The Kurdish and Turkish left in Turkey almost universally regard Turkish Kurdistan as feudal. PKK Serok (Leader) Abdullah Öcalan is no exception, still maintaining:
the Kurds have not only struggled against repression by the dominant powers and for the recognition of their existence but also for the liberation of their society from the grip of feudalism. (Öcalan, 2011: 19)
As several scholars have observed, the actual picture in Turkish Kurdistan is more complex. In fact, all ancient Anatolian society stagnated under a dominant 'Asiatic' mode of production. Interaction with Europe increasingly evoked feudal forms there from the seventeenth century onwards. But Mustafa Kemal's Turkish nationalist takeover in 1923 ushered in an openly modernizing regime – albeit Turkey remained a weak, underdeveloped economy, subordinate to the economies of those great powers that had successfully industrialized centuries earlier. Nevertheless, Turkey was integrated into the world economy during the 1920s and experienced real growth, including industrialization from the 1950s onwards.

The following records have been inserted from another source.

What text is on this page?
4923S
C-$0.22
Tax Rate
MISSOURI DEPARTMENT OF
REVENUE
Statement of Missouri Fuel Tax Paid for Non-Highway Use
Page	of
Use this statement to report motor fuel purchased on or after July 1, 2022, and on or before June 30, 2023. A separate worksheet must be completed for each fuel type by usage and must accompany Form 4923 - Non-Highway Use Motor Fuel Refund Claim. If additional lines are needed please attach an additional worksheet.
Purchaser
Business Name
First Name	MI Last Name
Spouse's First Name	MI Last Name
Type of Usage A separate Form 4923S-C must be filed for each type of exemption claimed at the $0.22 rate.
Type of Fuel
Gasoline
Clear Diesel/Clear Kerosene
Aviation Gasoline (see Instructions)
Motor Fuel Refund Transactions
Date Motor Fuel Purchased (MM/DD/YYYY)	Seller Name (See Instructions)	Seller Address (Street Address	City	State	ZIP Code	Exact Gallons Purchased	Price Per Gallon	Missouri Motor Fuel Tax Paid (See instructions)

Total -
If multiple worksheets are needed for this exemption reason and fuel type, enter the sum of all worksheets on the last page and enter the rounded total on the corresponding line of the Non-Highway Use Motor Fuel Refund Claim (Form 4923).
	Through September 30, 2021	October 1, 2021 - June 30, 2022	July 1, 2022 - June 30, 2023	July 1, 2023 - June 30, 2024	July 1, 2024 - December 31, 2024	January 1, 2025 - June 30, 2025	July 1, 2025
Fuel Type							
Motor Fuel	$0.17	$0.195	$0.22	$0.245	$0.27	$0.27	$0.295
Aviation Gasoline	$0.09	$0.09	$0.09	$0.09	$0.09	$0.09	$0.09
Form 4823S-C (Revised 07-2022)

Yet Turkish Kurdistan stumbled backwards in comparison, relatively speaking. Peasants have remained mostly landless. Kurdish economic development problems were not resolved by the economic modernization of the 1980s onwards, and political 'democratization' was not achieved for the Kurds. The Kurds were effectively excluded from citizenship.
As Majeed R. Jafar (1976) masterfully explains, the Kurdish region in modern Turkey is not merely underdeveloped, like Turkey as a whole, but is an exceptionally underdeveloped sector within the latter – or, as he puts it, Turkish Kurdistan suffers from 'under-underdevelopment'. Zülküf Aydin (1986) shows that the region's peasants remained mostly landless sharecroppers. He verifies the general verdict of severe economic underdevelopment for the region. Aydin, along with Ronnie Margulies, Ergin Yildizoglu (1987) and Kemal H. Karpat (1973), explain how the mechanization of agriculture, beginning in the 1950s, forced vast numbers to migrate either to western Turkey or even abroad. The landless rural Kurds who remained were caught in a horrendous poverty trap, as not even a modest degree of stunted industrial development in Turkish Kurdistan soaked up the jobless and underemployed.
The continuing war in Turkish Kurdistan has massively impacted upon all who live there. Kurdish sociologists estimate that about 3,500 Kurdish villages have been destroyed, rendering some 4 million people homeless. Severe unemployment prevails even in Amed (Diyarbakir), the largest city. In Turkey as a whole the mean annual income is US$7,000, whereas in the four poorest neighbourhoods in Amed it is a mere US$500 (Tatort Kurdistan, 2013: 70; Cagaptay and Jeffrey, 2014: 10).